The decrease was primarily the result of one-time, non-cash clinical and marketing expenses of $6.5m and one-time debt inducement expense of $3.9m in 2008 related to warrants issued to a strategic partner and the subsequent conversion of debt to common stock.

The decrease in clinical and marketing expenses and the debt inducement expense in 2009 was offset by increases in research and development expenses as well as selling, general and administrative expenses. The increased costs were associated with the preparation for the Levacor VAD Bridge-to-Transplant (BTT) clinical study which received unconditional approval from the US FDA in January 2010.

Revenues were $5,000, compared to $1.7m during the previou year. The decrease in revenue is the result of a decision in November 2006 to suspend its commercial efforts with respect to the Novacor LVAS and focus efforts and resources in the development of the Levacor VAD.

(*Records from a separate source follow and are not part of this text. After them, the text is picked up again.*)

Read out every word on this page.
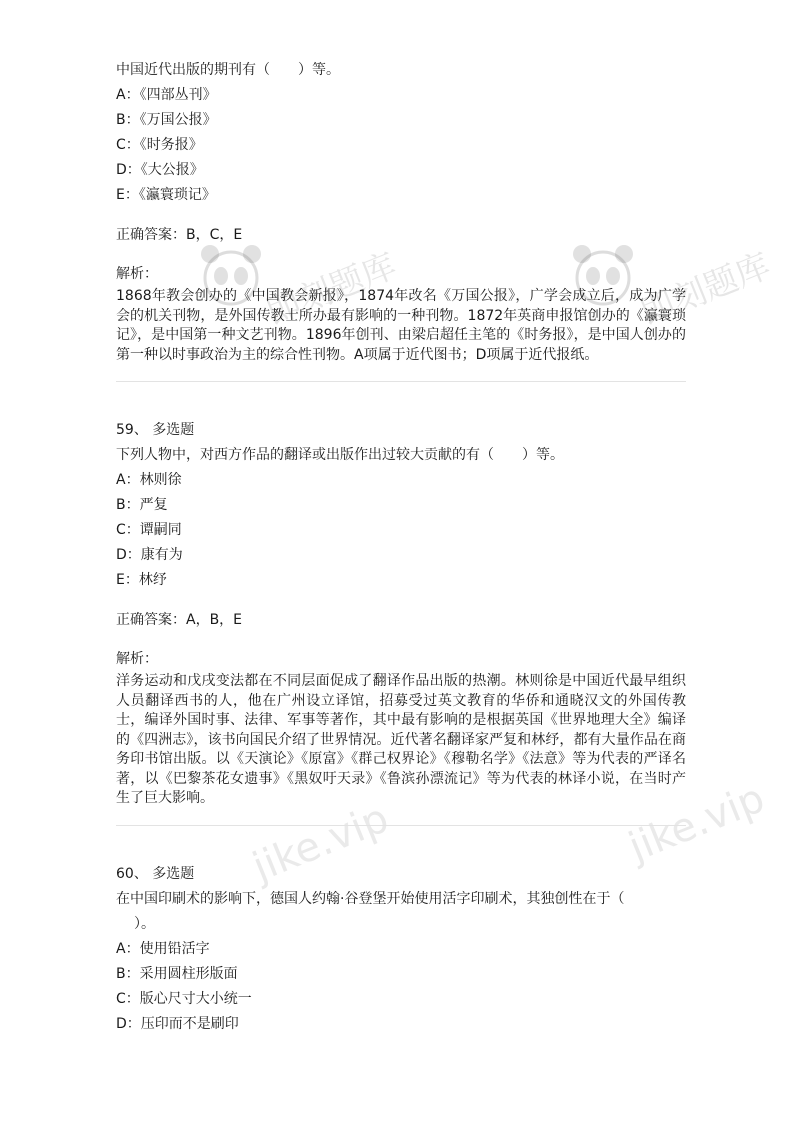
即刻题库	即刻题库
jike.vip	jike.vip
中国近代出版的期刊有（　　）等。
A：《四部丛刊》
B：《万国公报》
C：《时务报》
D：《大公报》
E：《瀛寰琐记》
正确答案：B，C，E
解析：
1868年教会创办的《中国教会新报》，1874年改名《万国公报》，广学会成立后，成为广学会的机关刊物，是外国传教士所办最有影响的一种刊物。1872年英商申报馆创办的《瀛寰琐记》，是中国第一种文艺刊物。1896年创刊、由梁启超任主笔的《时务报》，是中国人创办的第一种以时事政治为主的综合性刊物。A项属于近代图书；D项属于近代报纸。
59、 多选题
下列人物中，对西方作品的翻译或出版作出过较大贡献的有（　　）等。
A：林则徐
B：严复
C：谭嗣同
D：康有为
E：林纾
正确答案：A，B，E
解析：
洋务运动和戊戌变法都在不同层面促成了翻译作品出版的热潮。林则徐是中国近代最早组织人员翻译西书的人，他在广州设立译馆，招募受过英文教育的华侨和通晓汉文的外国传教士，编译外国时事、法律、军事等著作，其中最有影响的是根据英国《世界地理大全》编译的《四洲志》，该书向国民介绍了世界情况。近代著名翻译家严复和林纾，都有大量作品在商务印书馆出版。以《天演论》《原富》《群己权界论》《穆勒名学》《法意》等为代表的严译名著，以《巴黎茶花女遗事》《黑奴吁天录》《鲁滨孙漂流记》等为代表的林译小说，在当时产生了巨大影响。
60、 多选题
在中国印刷术的影响下，德国人约翰·谷登堡开始使用活字印刷术，其独创性在于（
）。
A：使用铅活字
B：采用圆柱形版面
C：版心尺寸大小统一
D：压印而不是刷印
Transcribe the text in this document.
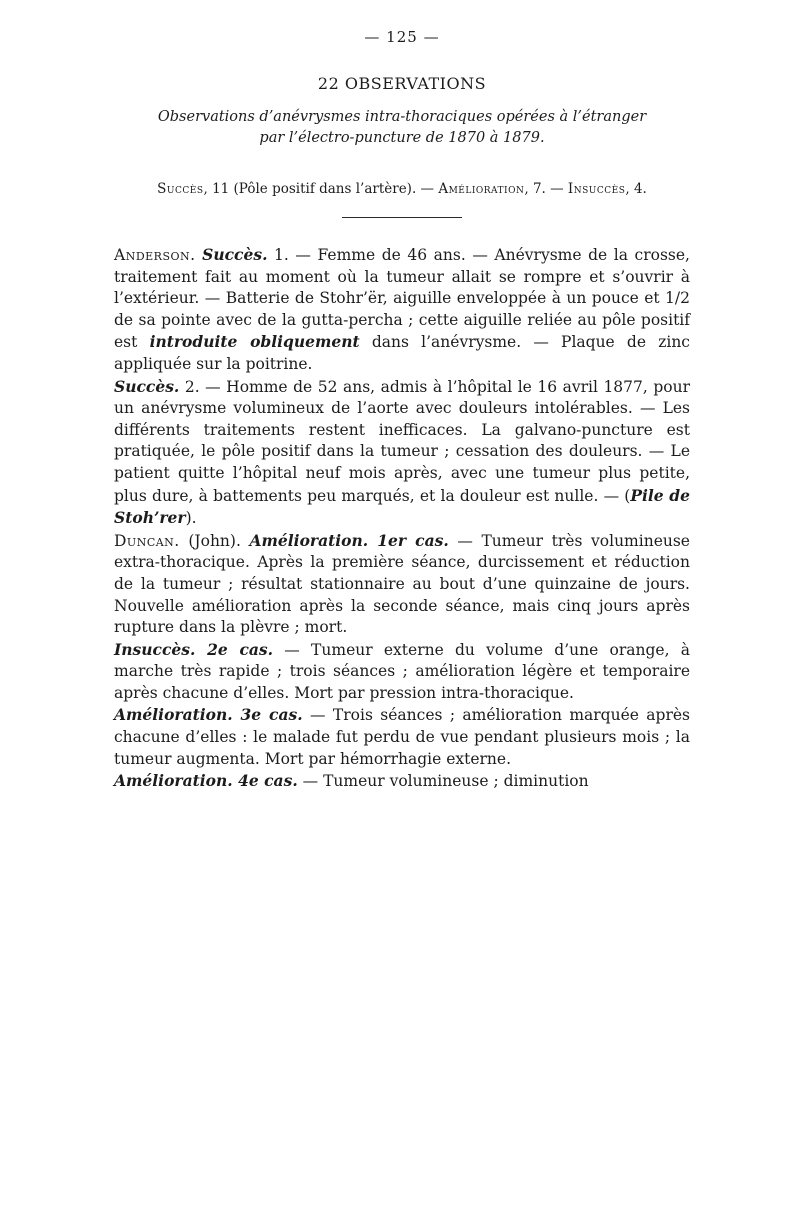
— 125 —
22 OBSERVATIONS
Observations d’anévrysmes intra-thoraciques opérées à l’étranger par l’électro-puncture de 1870 à 1879.
Succès, 11 (Pôle positif dans l’artère). — Amélioration, 7. — Insuccès, 4.

Anderson. Succès. 1. — Femme de 46 ans. — Anévrysme de la crosse, traitement fait au moment où la tumeur allait se rompre et s’ouvrir à l’extérieur. — Batterie de Stohr’ër, aiguille enveloppée à un pouce et 1/2 de sa pointe avec de la gutta-percha ; cette aiguille reliée au pôle positif est introduite obliquement dans l’anévrysme. — Plaque de zinc appliquée sur la poitrine.

Succès. 2. — Homme de 52 ans, admis à l’hôpital le 16 avril 1877, pour un anévrysme volumineux de l’aorte avec douleurs intolérables. — Les différents traitements restent inefficaces. La galvano-puncture est pratiquée, le pôle positif dans la tumeur ; cessation des douleurs. — Le patient quitte l’hôpital neuf mois après, avec une tumeur plus petite, plus dure, à battements peu marqués, et la douleur est nulle. — (Pile de Stoh’rer).

Duncan. (John). Amélioration. 1er cas. — Tumeur très volumineuse extra-thoracique. Après la première séance, durcissement et réduction de la tumeur ; résultat stationnaire au bout d’une quinzaine de jours. Nouvelle amélioration après la seconde séance, mais cinq jours après rupture dans la plèvre ; mort.

Insuccès. 2e cas. — Tumeur externe du volume d’une orange, à marche très rapide ; trois séances ; amélioration légère et temporaire après chacune d’elles. Mort par pression intra-thoracique.

Amélioration. 3e cas. — Trois séances ; amélioration marquée après chacune d’elles : le malade fut perdu de vue pendant plusieurs mois ; la tumeur augmenta. Mort par hémorrhagie externe.

Amélioration. 4e cas. — Tumeur volumineuse ; diminution
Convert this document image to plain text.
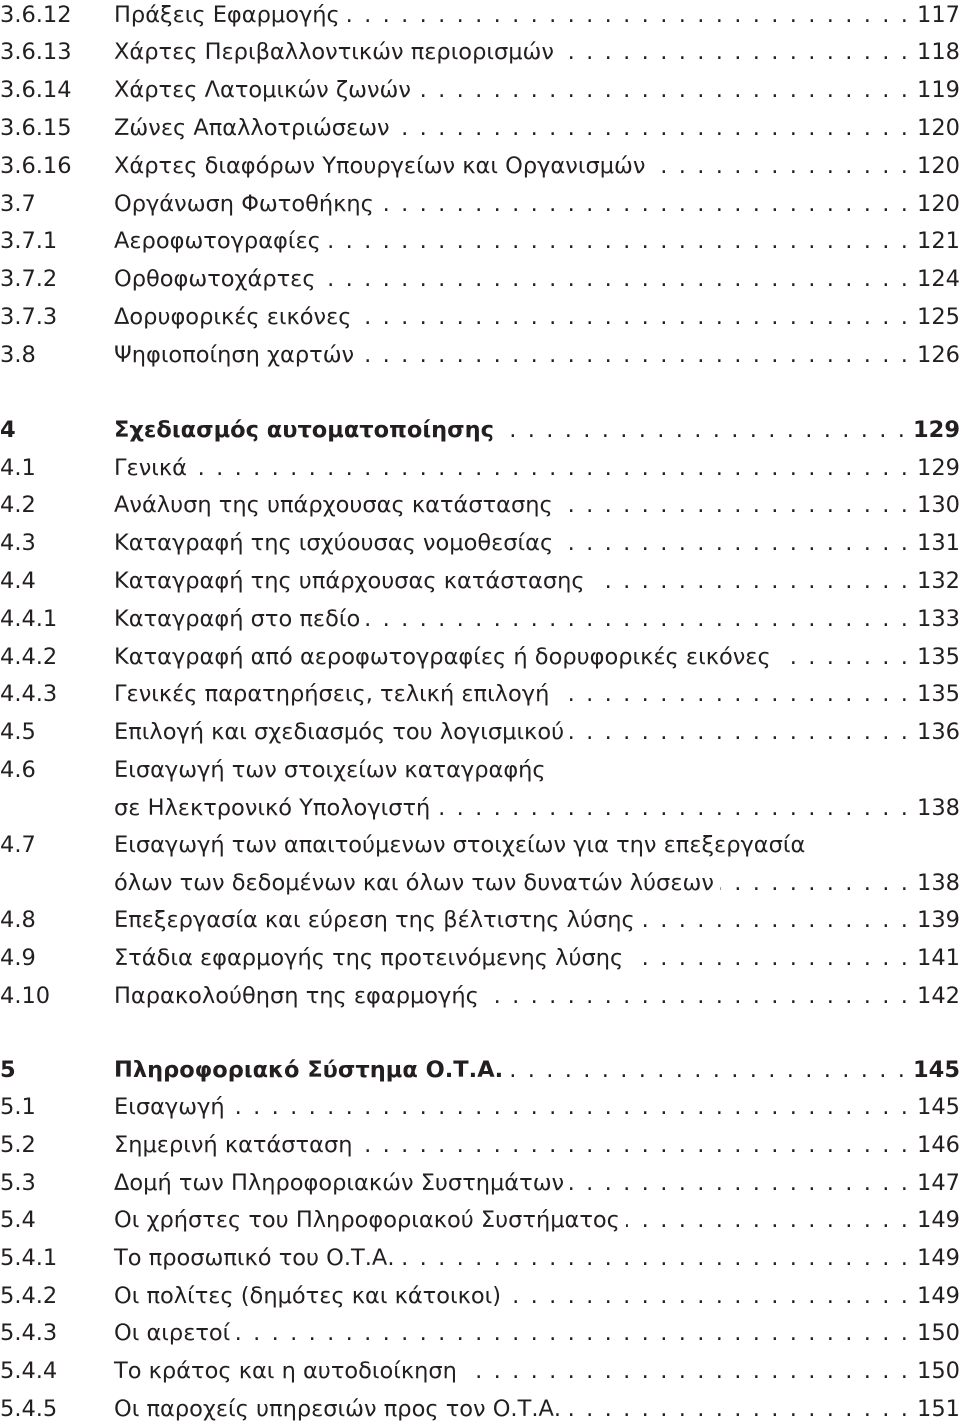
3.6.12 Πράξεις Εφαρμογής . . .	117
3.6.13 Χάρτες Περιβαλλοντικών περιορισμών . . .	118
3.6.14 Χάρτες Λατομικών ζωνών . . .	119
3.6.15 Ζώνες Απαλλοτριώσεων . . .	120
3.6.16 Χάρτες διαφόρων Υπουργείων και Οργανισμών . . .	120
3.7	Οργάνωση Φωτοθήκης . . .	120
3.7.1	Αεροφωτογραφίες . . .	121
3.7.2	Ορθοφωτοχάρτες . . .	124
3.7.3	Δορυφορικές εικόνες . . .	125
3.8	Ψηφιοποίηση χαρτών . . .	126
4	Σχεδιασμός αυτοματοποίησης . . .	129
4.1	Γενικά . . .	129
4.2	Ανάλυση της υπάρχουσας κατάστασης . . .	130
4.3	Καταγραφή της ισχύουσας νομοθεσίας . . .	131
4.4	Καταγραφή της υπάρχουσας κατάστασης . . .	132
4.4.1	Καταγραφή στο πεδίο . . .	133
4.4.2	Καταγραφή από αεροφωτογραφίες ή δορυφορικές εικόνες . . .	135
4.4.3	Γενικές παρατηρήσεις, τελική επιλογή . . .	135
4.5	Επιλογή και σχεδιασμός του λογισμικού . . .	136
4.6	Εισαγωγή των στοιχείων καταγραφής
σε Ηλεκτρονικό Υπολογιστή . . .	138
4.7	Εισαγωγή των απαιτούμενων στοιχείων για την επεξεργασία
όλων των δεδομένων και όλων των δυνατών λύσεων . . .	138
4.8	Επεξεργασία και εύρεση της βέλτιστης λύσης . . .	139
4.9	Στάδια εφαρμογής της προτεινόμενης λύσης . . .	141
4.10	Παρακολούθηση της εφαρμογής . . .	142
5	Πληροφοριακό Σύστημα Ο.Τ.Α. . . .	145
5.1	Εισαγωγή . . .	145
5.2	Σημερινή κατάσταση . . .	146
5.3	Δομή των Πληροφοριακών Συστημάτων . . .	147
5.4	Οι χρήστες του Πληροφοριακού Συστήματος . . .	149
5.4.1	Το προσωπικό του Ο.Τ.Α. . . .	149
5.4.2	Οι πολίτες (δημότες και κάτοικοι) . . .	149
5.4.3	Οι αιρετοί . . .	150
5.4.4	Το κράτος και η αυτοδιοίκηση . . .	150
5.4.5	Οι παροχείς υπηρεσιών προς τον Ο.Τ.Α. . . .	151
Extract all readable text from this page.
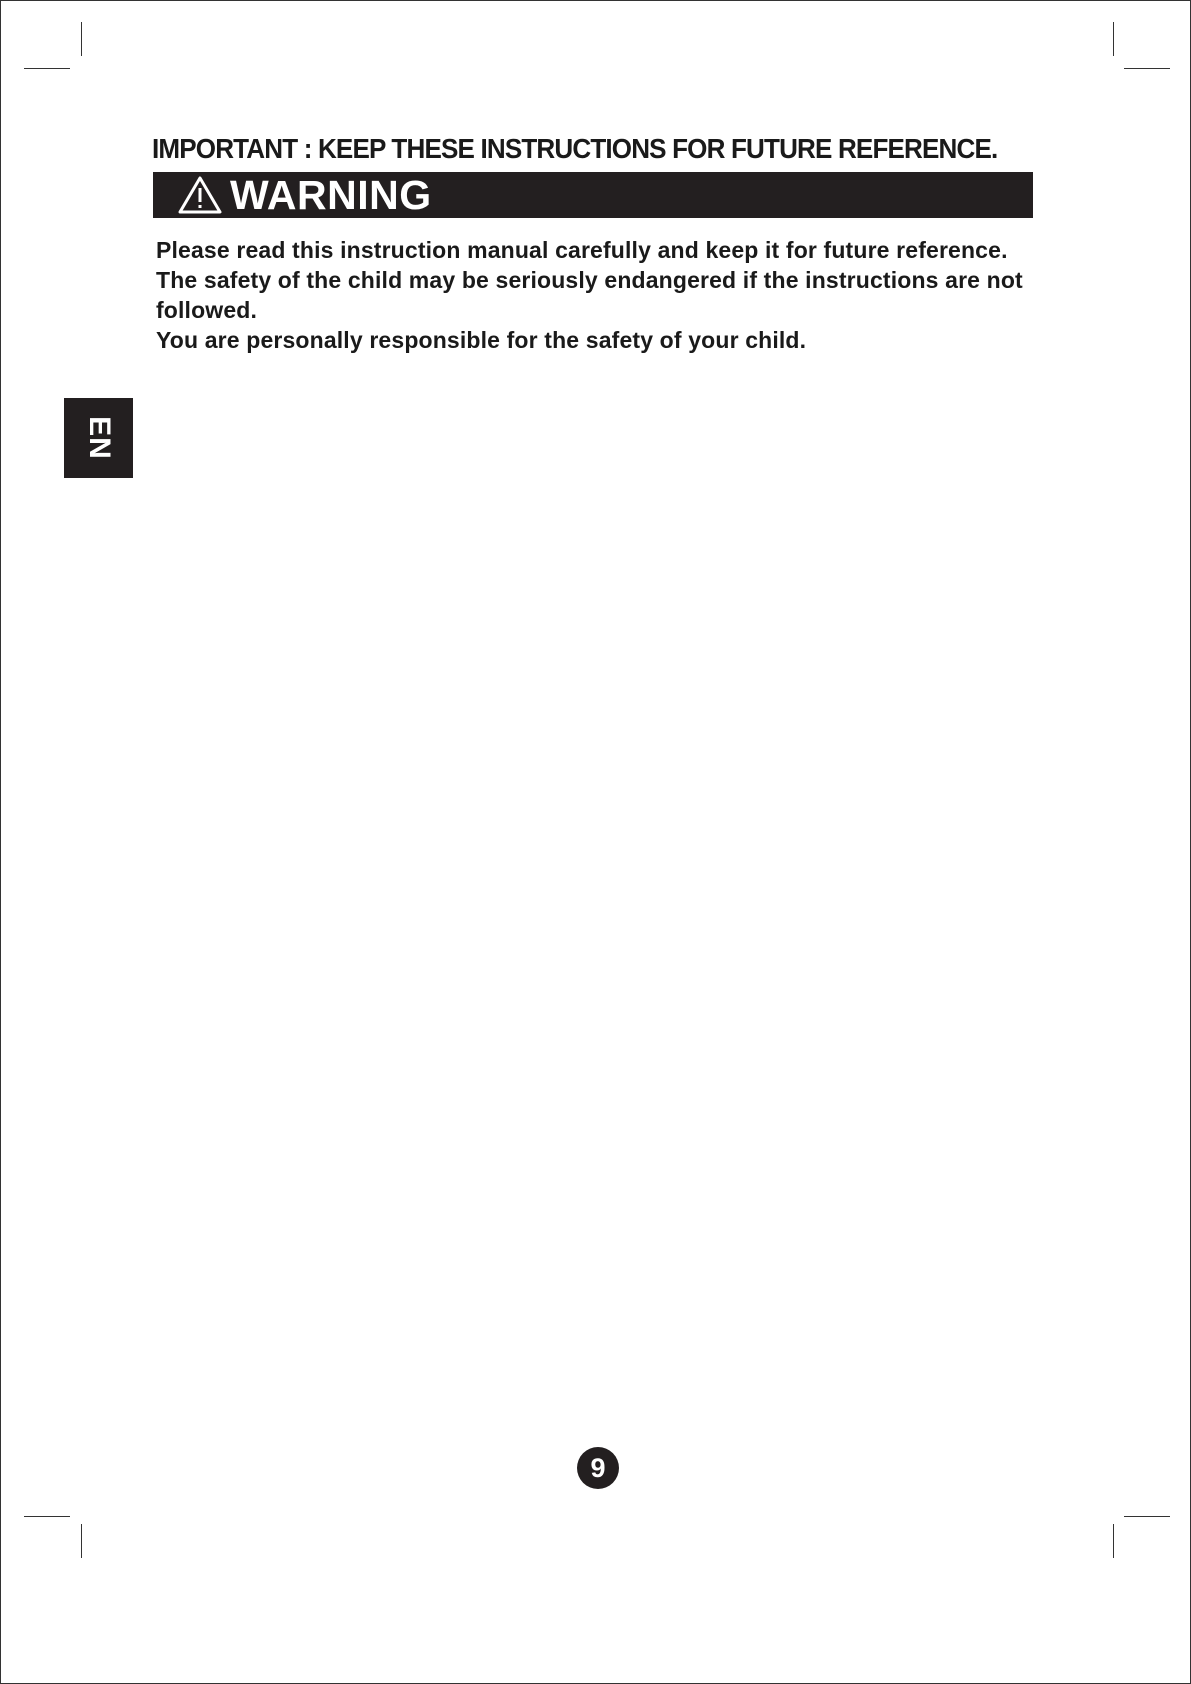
IMPORTANT : KEEP THESE INSTRUCTIONS FOR FUTURE REFERENCE.
WARNING

Please read this instruction manual carefully and keep it for future reference.

The safety of the child may be seriously endangered if the instructions are not followed.

You are personally responsible for the safety of your child.

EN
9
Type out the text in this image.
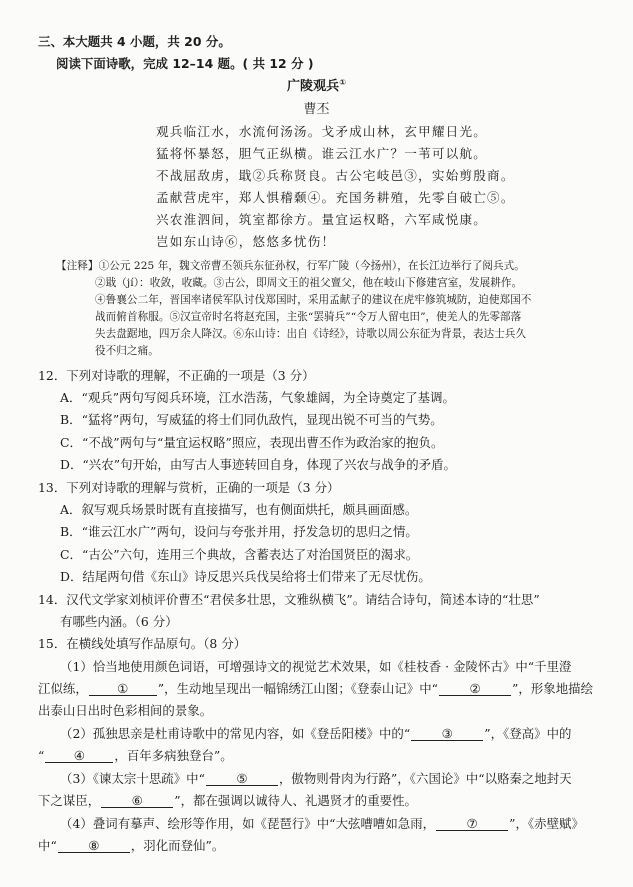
三、本大题共 4 小题，共 20 分。
阅读下面诗歌，完成 12–14 题。( 共 12 分 )
广陵观兵①
曹丕
观兵临江水，水流何汤汤。戈矛成山林，玄甲耀日光。
猛将怀暴怒，胆气正纵横。谁云江水广？一苇可以航。
不战屈敌虏，戢②兵称贤良。古公宅岐邑③，实始剪殷商。
孟献营虎牢，郑人惧稽颡④。充国务耕殖，先零自破亡⑤。
兴农淮泗间，筑室都徐方。量宜运权略，六军咸悦康。
岂如东山诗⑥，悠悠多忧伤！
【注释】①公元 225 年，魏文帝曹丕领兵东征孙权，行军广陵（今扬州），在长江边举行了阅兵式。
②戢（jí）：收敛，收藏。③古公，即周文王的祖父亶父，他在岐山下修建宫室，发展耕作。
④鲁襄公二年，晋国率诸侯军队讨伐郑国时，采用孟献子的建议在虎牢修筑城防，迫使郑国不
战而俯首称服。⑤汉宣帝时名将赵充国，主张“罢骑兵”“令万人留屯田”，使羌人的先零部落
失去盘踞地，四万余人降汉。⑥东山诗：出自《诗经》，诗歌以周公东征为背景，表达士兵久
役不归之痛。
12．下列对诗歌的理解，不正确的一项是（3 分）
A．“观兵”两句写阅兵环境，江水浩荡，气象雄阔，为全诗奠定了基调。
B．“猛将”两句，写威猛的将士们同仇敌忾，显现出锐不可当的气势。
C．“不战”两句与“量宜运权略”照应，表现出曹丕作为政治家的抱负。
D．“兴农”句开始，由写古人事迹转回自身，体现了兴农与战争的矛盾。
13．下列对诗歌的理解与赏析，正确的一项是（3 分）
A．叙写观兵场景时既有直接描写，也有侧面烘托，颇具画面感。
B．“谁云江水广”两句，设问与夸张并用，抒发急切的思归之情。
C．“古公”六句，连用三个典故，含蓄表达了对治国贤臣的渴求。
D．结尾两句借《东山》诗反思兴兵伐吴给将士们带来了无尽忧伤。
14．汉代文学家刘桢评价曹丕“君侯多壮思，文雅纵横飞”。请结合诗句，简述本诗的“壮思”
有哪些内涵。（6 分）
15．在横线处填写作品原句。（8 分）
（1）恰当地使用颜色词语，可增强诗文的视觉艺术效果，如《桂枝香 · 金陵怀古》中“千里澄
江似练， ① ”，生动地呈现出一幅锦绣江山图；《登泰山记》中“	②	”，形象地描绘
出泰山日出时色彩相间的景象。
（2）孤独思亲是杜甫诗歌中的常见内容，如《登岳阳楼》中的“	③	”，《登高》中的
“ ④ ，百年多病独登台”。
（3）《谏太宗十思疏》中“	⑤	，傲物则骨肉为行路”，《六国论》中“以赂秦之地封天
下之谋臣，	⑥	”，都在强调以诚待人、礼遇贤才的重要性。
（4）叠词有摹声、绘形等作用，如《琵琶行》中“大弦嘈嘈如急雨，	⑦	”，《赤壁赋》
中“	⑧	，羽化而登仙”。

As on December 31, 2009 WorldHeart’s balance sheet reflected $6.1m in cash, cash equivalents and marketable investment securities, which is exclusive of the $7.1m in net proceeds from the January 2010 private placement. This compares to $20.7m in cash and cash equivalents at December 31, 2008.

Alex Martin, president and chief executive officer, said: “With our unconditional approval for the BTT clinical study in January coupled with the financing we recently completed, we are well positioned to move our Levacor VAD program forward. We are excited to offer the world’s only fully magnetically levitated, bearingless, implantable centrifugal pump to heart failure patients in the US.”